Игорь Шестков: Я человек интровертный, для меня самая большая радость это не печатание книг, известность, которой у меня очень мало, не деньги, которых у меня совсем немного, а именно сами тексты. Для меня главной радостью является не бумага, не книга, а именно текст. В этой «машине жизни» я могу жить, я могу что-то себе представлять… и оно осуществляется. Текст как-то особо влияет на мою жизнь, и не только на мою. Эта игра с буковками, с героями, которых я стараюсь не насиловать, а позволяю им действовать и говорить самим, вот эта игра для меня главная.
У меня нет никакого круга почитателей или круга читателей. Я уверен, что очень мало людей, которые сейчас слушают радио, знают мое имя. Ну, что ж, такая судьба, я с этим не борюсь. Дело в том, что эмигрант может печататься только в эмиграции, крайне редко удается напечатать что-то в России. Все-таки за свободу текста надо платить. В России нельзя сейчас писать текст, не думая о политической на него реакции. Где-нибудь ты проговоришься, где-нибудь все-таки скажешь что-то не то о «клике», о «хунте» или о президенте, не дай бог. И все. Это означает, что ты напечатать ничего не можешь. Поэтому я печатался до сих пор только в эмигрантских изданиях, в нескольких нью-йоркских изданиях, мои книги печатал Сергей Юрьенен в Нью-Йорке, и во Франкфурте на Майне у Владимира Батшева, в его журналах «Литературный европеец» и «Мосты». Все эти издания имеют очень небольшой круг читателей. Какие уж тут «конференции» и «круглые столы».
Разумеется, кто-то мне что-то в интернете пишет, иногда меня хвалят, иногда ругают, как всегда, но настоящей литературной или окололитературной жизни я не веду просто потому, что в этом нет никакого для меня смысла, это мне не поможет. И к тому же я человек не общественный, а домашний, и люблю сами тексты больше, чем разговоры о текстах и писательстве. Один раз, впрочем, моя книга, первая книга, напечатанная в издательстве «Алетейя» в 2009 году, «Вакханалия», вошла в длинный список литературной премии «Нос». Значит, кто-то ее прочитал, может быть, один или два редактора этой премии. А потом… в этой премии такое правило, что уже читатель начинает высказывать свое мнение и голосовать. Но поскольку меня никто в России не читал, за меня не проголосовали, и я остался с длинным носом.

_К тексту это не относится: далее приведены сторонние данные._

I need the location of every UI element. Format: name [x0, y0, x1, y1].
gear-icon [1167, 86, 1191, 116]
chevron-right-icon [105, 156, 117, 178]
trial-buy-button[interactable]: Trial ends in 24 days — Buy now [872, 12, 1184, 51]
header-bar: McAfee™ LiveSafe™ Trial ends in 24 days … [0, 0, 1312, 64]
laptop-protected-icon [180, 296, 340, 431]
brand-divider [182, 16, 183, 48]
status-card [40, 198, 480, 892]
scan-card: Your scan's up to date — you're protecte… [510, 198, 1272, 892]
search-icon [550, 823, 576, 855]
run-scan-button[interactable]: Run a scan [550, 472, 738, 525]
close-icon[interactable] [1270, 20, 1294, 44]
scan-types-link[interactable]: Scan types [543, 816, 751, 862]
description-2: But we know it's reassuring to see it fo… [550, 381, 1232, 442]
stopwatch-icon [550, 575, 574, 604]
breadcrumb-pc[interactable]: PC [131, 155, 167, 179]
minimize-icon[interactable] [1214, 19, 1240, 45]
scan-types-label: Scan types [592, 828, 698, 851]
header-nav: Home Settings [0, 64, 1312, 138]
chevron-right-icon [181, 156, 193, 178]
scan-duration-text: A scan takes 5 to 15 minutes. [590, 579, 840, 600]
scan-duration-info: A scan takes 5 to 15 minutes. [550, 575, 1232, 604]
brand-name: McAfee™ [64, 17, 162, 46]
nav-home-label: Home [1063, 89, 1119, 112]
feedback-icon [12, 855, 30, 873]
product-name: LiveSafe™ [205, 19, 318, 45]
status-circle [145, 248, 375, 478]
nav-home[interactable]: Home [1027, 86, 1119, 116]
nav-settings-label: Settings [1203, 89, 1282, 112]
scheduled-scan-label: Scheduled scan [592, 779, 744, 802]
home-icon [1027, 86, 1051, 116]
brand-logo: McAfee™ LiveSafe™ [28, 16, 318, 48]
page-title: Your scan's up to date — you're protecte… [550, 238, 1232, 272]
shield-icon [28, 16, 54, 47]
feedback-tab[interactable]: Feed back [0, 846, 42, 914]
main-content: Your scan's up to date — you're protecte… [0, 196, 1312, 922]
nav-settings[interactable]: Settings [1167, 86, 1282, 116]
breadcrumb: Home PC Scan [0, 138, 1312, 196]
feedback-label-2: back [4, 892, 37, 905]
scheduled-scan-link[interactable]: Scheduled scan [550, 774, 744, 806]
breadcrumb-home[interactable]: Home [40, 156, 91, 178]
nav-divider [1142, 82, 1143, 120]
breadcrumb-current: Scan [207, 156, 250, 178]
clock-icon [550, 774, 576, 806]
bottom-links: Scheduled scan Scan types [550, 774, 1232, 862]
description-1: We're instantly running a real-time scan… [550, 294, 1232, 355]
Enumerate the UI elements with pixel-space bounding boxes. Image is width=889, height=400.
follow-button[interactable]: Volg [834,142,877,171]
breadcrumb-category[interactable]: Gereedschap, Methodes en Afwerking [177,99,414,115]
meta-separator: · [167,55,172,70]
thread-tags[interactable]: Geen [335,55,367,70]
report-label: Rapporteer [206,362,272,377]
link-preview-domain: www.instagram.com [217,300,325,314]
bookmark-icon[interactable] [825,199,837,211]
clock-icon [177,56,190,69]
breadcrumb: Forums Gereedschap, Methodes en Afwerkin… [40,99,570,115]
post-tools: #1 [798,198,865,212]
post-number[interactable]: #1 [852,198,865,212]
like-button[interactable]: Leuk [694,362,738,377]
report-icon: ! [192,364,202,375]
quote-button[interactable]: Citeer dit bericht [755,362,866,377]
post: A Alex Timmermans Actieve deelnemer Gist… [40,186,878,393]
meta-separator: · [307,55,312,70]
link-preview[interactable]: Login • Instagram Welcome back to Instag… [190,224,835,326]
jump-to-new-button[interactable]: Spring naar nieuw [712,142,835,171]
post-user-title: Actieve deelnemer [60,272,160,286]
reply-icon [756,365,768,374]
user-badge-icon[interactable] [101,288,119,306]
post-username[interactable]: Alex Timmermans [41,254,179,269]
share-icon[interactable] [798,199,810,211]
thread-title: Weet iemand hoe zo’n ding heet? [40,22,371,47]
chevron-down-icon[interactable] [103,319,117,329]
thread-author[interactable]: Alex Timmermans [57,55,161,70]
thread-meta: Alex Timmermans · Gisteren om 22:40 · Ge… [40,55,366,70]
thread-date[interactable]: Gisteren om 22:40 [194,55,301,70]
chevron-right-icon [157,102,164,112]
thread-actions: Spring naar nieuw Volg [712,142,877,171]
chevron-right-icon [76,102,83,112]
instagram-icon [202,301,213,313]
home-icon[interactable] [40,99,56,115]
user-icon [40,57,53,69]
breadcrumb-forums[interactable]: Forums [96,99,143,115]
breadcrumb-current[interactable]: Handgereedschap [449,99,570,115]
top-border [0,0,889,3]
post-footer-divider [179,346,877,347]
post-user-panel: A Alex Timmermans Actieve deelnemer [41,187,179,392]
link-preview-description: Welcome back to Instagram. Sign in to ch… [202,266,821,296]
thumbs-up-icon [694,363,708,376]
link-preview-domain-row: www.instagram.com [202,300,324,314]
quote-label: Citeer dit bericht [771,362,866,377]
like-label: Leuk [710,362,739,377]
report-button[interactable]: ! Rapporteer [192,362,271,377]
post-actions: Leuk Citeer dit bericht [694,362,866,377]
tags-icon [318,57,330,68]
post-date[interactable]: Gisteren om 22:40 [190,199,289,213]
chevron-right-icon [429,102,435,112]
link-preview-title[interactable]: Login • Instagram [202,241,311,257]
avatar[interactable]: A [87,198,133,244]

Писать предисловия я не умею. Да и смысла в них не вижу, потому что их обычно пропускают. Но отказать редактору настоящего сборника ВБ-у, попросившему меня написать предисловие, я не в силах. Поэтому я решил кратко представить тексты, опубликованные в сборнике, потом записать те немногие соображения, которые у меня возникли после прочтения «Нелюдя», смешать это все в один ком и выдать его за «предисловие».
…
В позднем рассказе знаменитого эмигранта-миллионера Владимира Пименовича Крымова, названном весьма претенциозно «Анатас», речь идет о злоключениях пожилого эмигранта, парижанина, Исайя Ильича Ипорукоположенского, бывшего чиновника при обер-прокуроре святейшего синода, действительного статского советника. Принявшего во Франции фамилию «Труази» для облегчения произношения своего имени европейцами.